Bu Yeni Yol dergisinin öyküsü ilginçtir. 1960 yazında yani darbeden iki üç ay sonra Maraşlı Fehmi geldi, bir legal dergi yayınlama kararında olduğunu söyleyerek benden yazı istedi. Bir yazı, bir de resim verdim. Yazı toprak reformu üzerineydi. İmzasız yayınlanacaktı. Milli Birlik Komitesine çağrı niteliği taşıyordu. Özetle, “İktidarsınız, bir toprak reformcuğu yapın. Toprak ağaları reform komünistliktir derler ama değildir. Burjuva-demokratik devrimin bir görevidir toprak reformu” diyordum.

Verdiğim resim de Guevera'nın bir dergiden kesilmiş fotoğrafıydı. Ağzında purosu gülümsüyordu Guevera.

Bu girişim bir çeşit sondaj idi. Yeni rejimin kaç paralık demokrat olacağını görecektik. Dergiyi basan matbaa polis baskınına uğradı. Dergilerin tamamına el koydular. Yazar çizer olarak kim varsa hepimizi Sansaryan  Han’ın tecrit hücrelerine tıktılar. Gizli komünist partisine uyguladıkları yöntemlerle tahkikatı yürüttüler. Dava açıldığında Sansaryan Han'dan Harbiye'deki Kırk Odalar denen hücrelere nakledildik. Bereket versin Siyavuşgil'in içinde bulunduğu bilirkişi heyeti, toprak reformunu savunmanın komünizm propagandası olmadığı yolunda rapor verdi. Ve yüz gün içerde kaldıktan sonra tahliye edildik. Sondaj sonuç vermiş, yeni rejimin demokratlığı konusunda bir fikir edinmiştik.

Yıllar sonra sanırım 1969'da Milli Birlikçilerden Suphi Karaman benim o yazıyı Meclisteki Milli Birlik Komitesi odasında yazarını açıklamadan arkadaşlarına okuyor. Dinleyenler yazıyı pek ılımlı(!) buluyorlar.

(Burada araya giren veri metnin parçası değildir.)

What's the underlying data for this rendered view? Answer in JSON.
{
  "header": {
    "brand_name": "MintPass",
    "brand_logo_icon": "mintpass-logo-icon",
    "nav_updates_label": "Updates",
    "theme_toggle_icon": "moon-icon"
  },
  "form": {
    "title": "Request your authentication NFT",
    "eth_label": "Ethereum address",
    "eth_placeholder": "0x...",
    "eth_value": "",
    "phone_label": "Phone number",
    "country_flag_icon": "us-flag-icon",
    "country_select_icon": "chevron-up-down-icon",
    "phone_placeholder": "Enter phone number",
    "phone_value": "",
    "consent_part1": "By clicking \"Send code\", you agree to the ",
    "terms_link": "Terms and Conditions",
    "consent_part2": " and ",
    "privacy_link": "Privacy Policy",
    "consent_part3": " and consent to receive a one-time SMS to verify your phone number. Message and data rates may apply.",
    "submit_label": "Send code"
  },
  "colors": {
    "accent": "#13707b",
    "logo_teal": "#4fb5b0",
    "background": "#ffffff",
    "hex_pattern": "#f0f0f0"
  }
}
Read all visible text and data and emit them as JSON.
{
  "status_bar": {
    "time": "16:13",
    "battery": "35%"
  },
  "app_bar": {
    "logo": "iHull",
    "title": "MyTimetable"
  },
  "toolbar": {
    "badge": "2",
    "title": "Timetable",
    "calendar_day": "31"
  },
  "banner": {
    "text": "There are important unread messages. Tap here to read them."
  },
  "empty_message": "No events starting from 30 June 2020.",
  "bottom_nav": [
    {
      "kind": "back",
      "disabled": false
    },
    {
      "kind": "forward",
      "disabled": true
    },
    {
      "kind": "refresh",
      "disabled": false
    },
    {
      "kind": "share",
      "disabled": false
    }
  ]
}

Karaman “Bu yazıdan ötürü adamı tam yüz gün hapiste tuttuk” diyor.

Sosyalistlerin verdiği demokrasi mücadelesi, o dokuz yıl içinde Türkiye'yi bu arada 27 Mayıs darbecilerinin bazılarını bile bir hayli değiştirmişti.

Çitleri Göğüsleye Göğüsleye

Evet, bilindiği gibi 1960'larda Türkiye toplumunda bir sola açılış oldu. Dış etkenlerin, dünya ölçüsünde devrim dalgasının yükselişinin elbette ki bunda rolü var. Küba devrimi, Cezayir devrimi, Arap dünyasında, Afrika'da ve genel olarak Üçüncü Dünya'da anti-emperyalist şahlanış, eski sömürgeciliğin tarihe karışması, Vietnam halkının kahramanlık destanları yazarak emperyalist dünyanın en güçlü ordusunu yenilgiye uğratması bu döneme damgasını vuran tarihsel olaylardır. Ancak 1960'larda Türkiye toplumunun sola açılışını yalnızca dış etkenlerle açıklayamayız. Burada elbette ki kırk yıllık sosyalist birikimin de rolü var.

1960'ların başında “sosyalizm” sözcüğü tabu idi. "Kürt" sözcüğü de öyle. 1960'ların son yıllarında Türkiye, Marksist literatürün en çok okunduğu ülke durumuna yükselmişti. Marks'ın, Engels'in,, Lenin ve Stalin'in belli başlı yapıtları, Fransa gibi bir ülkede bile üç bin basılırken Türkiye'de yirmi bin basılıyor ve kısa zamanda tükeniyordu. Kürt sorunu da artık legalitede tartışılır olmuştu.

Bu nasıl oldu? Yukarda işaret ettiğimiz gibi, gerici güçlerin üstlerine üstlerine yürüyerek, düzeni kuşatan çitleri göğüsleye göğüsleye, gerilere ite ite demokratik özgürlükler alanını genişleterek.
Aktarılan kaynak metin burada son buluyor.